Triste realidade. Ao ligar sua televisão, ainda na mesma noite, todos os que festejaram a passagem de leis civilizadas para o nosso idioma assistiram a cenas dignas do pior fascismo. Covardes, usurpando a farda que lhes faculta autoridade, espancavam civis pacíficos, usavam suas armas para matar friamente, rindo como hienas.
Todo Estado soberano se define pelos monopólios da força física, da gerência do excedente econômico, da norma jurídica. Nele, nenhum particular, individualmente ou em grupo, tem o direito de impor taxas, leis e, sobretudo, penalidades aos cidadãos. Por isso é crime formar quadrilhas.
Quem, em qualquer segmento estatal, desvia leis, dinheiro ou força ameaça os que se agregaram sob o mando público para preservar a própria segurança, sobretudo a vida. Esses crimes também se dirigem contra o Estado, ferindo mortalmente a soberania. Se os rebeldes fardados devem ser punidos, as autoridades que não o fizerem conspiram contra os cidadãos e contra si, manchando o cargo e tornando-se depositárias infiéis da confiança pública.
O governador Mário Covas enfrenta um dilema dramático: ou pune os que mancharam a farda ou anuncia a falência absoluta do poder público.
Recentemente, a Folha editou em primeira página as fotos de certo PM torturando uma criança. Pouco depois, o menino foi ferido a bala.

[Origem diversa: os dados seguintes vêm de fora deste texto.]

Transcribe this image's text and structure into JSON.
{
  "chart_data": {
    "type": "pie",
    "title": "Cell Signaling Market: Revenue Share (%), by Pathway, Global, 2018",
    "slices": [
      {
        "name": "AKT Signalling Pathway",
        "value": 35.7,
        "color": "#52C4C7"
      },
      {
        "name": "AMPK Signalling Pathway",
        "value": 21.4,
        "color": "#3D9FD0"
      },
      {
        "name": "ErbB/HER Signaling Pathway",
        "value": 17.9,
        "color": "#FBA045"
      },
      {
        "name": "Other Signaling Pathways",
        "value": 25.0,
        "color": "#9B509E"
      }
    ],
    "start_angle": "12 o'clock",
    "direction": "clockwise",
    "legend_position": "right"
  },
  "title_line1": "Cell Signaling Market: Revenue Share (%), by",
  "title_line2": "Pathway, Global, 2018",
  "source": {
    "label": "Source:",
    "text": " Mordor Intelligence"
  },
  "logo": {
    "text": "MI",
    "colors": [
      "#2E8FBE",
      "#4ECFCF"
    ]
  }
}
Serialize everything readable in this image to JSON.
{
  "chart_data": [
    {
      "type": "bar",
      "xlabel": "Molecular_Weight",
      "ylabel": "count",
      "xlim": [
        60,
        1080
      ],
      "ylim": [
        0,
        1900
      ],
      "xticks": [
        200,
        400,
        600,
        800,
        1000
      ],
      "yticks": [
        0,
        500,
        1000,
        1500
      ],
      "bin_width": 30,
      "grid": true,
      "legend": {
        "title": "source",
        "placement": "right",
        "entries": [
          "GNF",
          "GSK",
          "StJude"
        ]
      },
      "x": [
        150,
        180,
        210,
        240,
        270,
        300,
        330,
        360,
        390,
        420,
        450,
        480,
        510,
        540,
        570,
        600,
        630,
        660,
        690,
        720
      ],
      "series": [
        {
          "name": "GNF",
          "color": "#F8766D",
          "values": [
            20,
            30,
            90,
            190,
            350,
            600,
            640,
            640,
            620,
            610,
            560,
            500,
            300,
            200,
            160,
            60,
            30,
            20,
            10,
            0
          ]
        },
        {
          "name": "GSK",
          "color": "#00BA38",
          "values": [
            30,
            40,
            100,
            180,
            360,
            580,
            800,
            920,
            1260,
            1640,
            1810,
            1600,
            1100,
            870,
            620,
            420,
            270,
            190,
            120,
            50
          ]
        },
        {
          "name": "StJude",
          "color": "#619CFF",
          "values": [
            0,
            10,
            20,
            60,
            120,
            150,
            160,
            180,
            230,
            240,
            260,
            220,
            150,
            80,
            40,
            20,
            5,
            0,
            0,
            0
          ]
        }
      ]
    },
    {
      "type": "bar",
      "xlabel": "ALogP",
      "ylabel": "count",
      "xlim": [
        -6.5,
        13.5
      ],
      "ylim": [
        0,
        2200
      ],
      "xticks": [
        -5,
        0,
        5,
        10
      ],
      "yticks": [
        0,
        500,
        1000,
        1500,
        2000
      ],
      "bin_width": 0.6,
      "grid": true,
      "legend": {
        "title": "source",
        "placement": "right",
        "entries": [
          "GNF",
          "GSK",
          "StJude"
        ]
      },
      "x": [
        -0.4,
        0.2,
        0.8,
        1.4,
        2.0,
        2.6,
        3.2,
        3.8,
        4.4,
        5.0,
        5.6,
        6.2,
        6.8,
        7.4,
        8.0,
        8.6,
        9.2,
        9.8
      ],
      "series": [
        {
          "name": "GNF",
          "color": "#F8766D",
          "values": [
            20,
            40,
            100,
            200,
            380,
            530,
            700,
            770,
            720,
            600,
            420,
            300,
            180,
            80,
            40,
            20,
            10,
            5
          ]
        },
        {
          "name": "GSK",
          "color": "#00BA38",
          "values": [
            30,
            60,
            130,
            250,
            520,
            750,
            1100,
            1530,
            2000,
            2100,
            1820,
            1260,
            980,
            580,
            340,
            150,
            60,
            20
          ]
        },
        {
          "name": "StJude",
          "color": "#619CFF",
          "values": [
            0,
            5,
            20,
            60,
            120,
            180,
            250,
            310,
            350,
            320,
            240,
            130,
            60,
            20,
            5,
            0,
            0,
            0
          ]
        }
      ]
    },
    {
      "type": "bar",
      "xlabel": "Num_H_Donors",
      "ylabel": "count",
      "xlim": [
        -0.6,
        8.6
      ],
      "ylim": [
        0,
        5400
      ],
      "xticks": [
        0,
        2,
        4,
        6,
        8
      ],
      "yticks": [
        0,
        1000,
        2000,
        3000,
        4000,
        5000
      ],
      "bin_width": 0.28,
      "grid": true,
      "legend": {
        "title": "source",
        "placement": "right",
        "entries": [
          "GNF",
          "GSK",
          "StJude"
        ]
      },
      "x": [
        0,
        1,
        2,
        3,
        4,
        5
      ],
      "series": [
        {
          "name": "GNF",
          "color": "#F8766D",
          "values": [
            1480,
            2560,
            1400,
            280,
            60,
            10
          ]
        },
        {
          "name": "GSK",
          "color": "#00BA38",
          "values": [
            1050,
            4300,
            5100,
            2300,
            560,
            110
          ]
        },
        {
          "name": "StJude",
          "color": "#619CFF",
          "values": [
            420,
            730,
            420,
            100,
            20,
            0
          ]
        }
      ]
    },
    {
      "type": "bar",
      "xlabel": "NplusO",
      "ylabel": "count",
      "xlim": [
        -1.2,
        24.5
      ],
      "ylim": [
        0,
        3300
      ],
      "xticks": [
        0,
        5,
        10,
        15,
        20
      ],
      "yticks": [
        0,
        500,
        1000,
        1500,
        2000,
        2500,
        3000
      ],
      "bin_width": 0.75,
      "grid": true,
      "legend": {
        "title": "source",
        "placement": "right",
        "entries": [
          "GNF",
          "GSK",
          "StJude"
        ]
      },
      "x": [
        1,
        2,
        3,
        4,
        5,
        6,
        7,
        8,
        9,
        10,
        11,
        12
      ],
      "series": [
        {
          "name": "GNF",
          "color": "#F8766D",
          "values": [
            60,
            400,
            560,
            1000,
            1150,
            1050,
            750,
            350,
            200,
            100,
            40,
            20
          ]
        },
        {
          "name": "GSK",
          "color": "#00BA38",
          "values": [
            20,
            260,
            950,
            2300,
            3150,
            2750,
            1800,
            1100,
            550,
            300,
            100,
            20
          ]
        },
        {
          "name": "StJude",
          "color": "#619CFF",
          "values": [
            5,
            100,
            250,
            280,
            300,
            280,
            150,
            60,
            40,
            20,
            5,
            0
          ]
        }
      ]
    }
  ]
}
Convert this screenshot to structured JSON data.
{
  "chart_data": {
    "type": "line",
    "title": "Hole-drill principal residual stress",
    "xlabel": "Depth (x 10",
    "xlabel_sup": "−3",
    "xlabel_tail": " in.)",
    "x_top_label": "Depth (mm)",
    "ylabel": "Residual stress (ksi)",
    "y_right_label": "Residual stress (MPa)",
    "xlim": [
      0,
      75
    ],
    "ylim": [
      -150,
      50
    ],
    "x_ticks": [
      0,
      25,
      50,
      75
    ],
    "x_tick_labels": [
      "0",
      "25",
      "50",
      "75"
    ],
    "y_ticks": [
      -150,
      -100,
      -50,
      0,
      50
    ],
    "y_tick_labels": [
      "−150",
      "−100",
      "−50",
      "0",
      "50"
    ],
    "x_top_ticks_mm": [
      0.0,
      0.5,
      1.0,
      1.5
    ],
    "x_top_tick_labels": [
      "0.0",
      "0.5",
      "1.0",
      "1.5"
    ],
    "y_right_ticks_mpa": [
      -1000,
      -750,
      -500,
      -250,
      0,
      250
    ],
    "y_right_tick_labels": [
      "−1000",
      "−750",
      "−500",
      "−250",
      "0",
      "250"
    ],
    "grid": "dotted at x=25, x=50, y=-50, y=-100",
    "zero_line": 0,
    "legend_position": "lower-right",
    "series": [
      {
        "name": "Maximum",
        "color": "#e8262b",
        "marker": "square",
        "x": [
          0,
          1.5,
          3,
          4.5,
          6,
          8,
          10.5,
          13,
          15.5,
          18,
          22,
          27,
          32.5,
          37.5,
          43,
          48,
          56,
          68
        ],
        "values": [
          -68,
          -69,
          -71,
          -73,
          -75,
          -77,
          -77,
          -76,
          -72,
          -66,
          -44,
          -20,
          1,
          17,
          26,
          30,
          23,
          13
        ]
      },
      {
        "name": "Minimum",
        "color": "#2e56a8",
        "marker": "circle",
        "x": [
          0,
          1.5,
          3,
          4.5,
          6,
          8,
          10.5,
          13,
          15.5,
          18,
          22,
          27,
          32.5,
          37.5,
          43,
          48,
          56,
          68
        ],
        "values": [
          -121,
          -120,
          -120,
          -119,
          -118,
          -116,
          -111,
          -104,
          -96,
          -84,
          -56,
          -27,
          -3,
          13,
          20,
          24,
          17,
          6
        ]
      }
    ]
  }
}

Desculpa dos bem-pensantes: o garoto era viciado em drogas. Na Alemanha nazista, também o fato de ser judeu era mais do que suficiente para absolver a selvageria policial.
Agora não se pode nem falar em "drogados". Os que sofreram vilipêndio e torturas são pessoas comuns. A violência ocorreu numa favela, em Diadema. Será preciso que os assassinos, sob manto oficial, cheguem aos ricos, com métodos idênticos, para que todos se pronunciem? Quando a polícia torturou inocentes, no caso Bodega, houve silêncio cúmplice.
Tudo isso mostra que é importante o Estado soberano, com autoridades respeitadas pelos cidadãos e temidas pelos bandidos, mesmo que infiltrados na própria administração pública, no setor econômico, jurídico, ou policial.
Com a palavra, o Legislativo federal, para destruir de vez a Justiça Militar especializada, colocando os criminosos sob o manto da toga e do júri popular. Caso contrário, mesmo o comando da PM será impotente para deter os abusos cometidos em seu interior.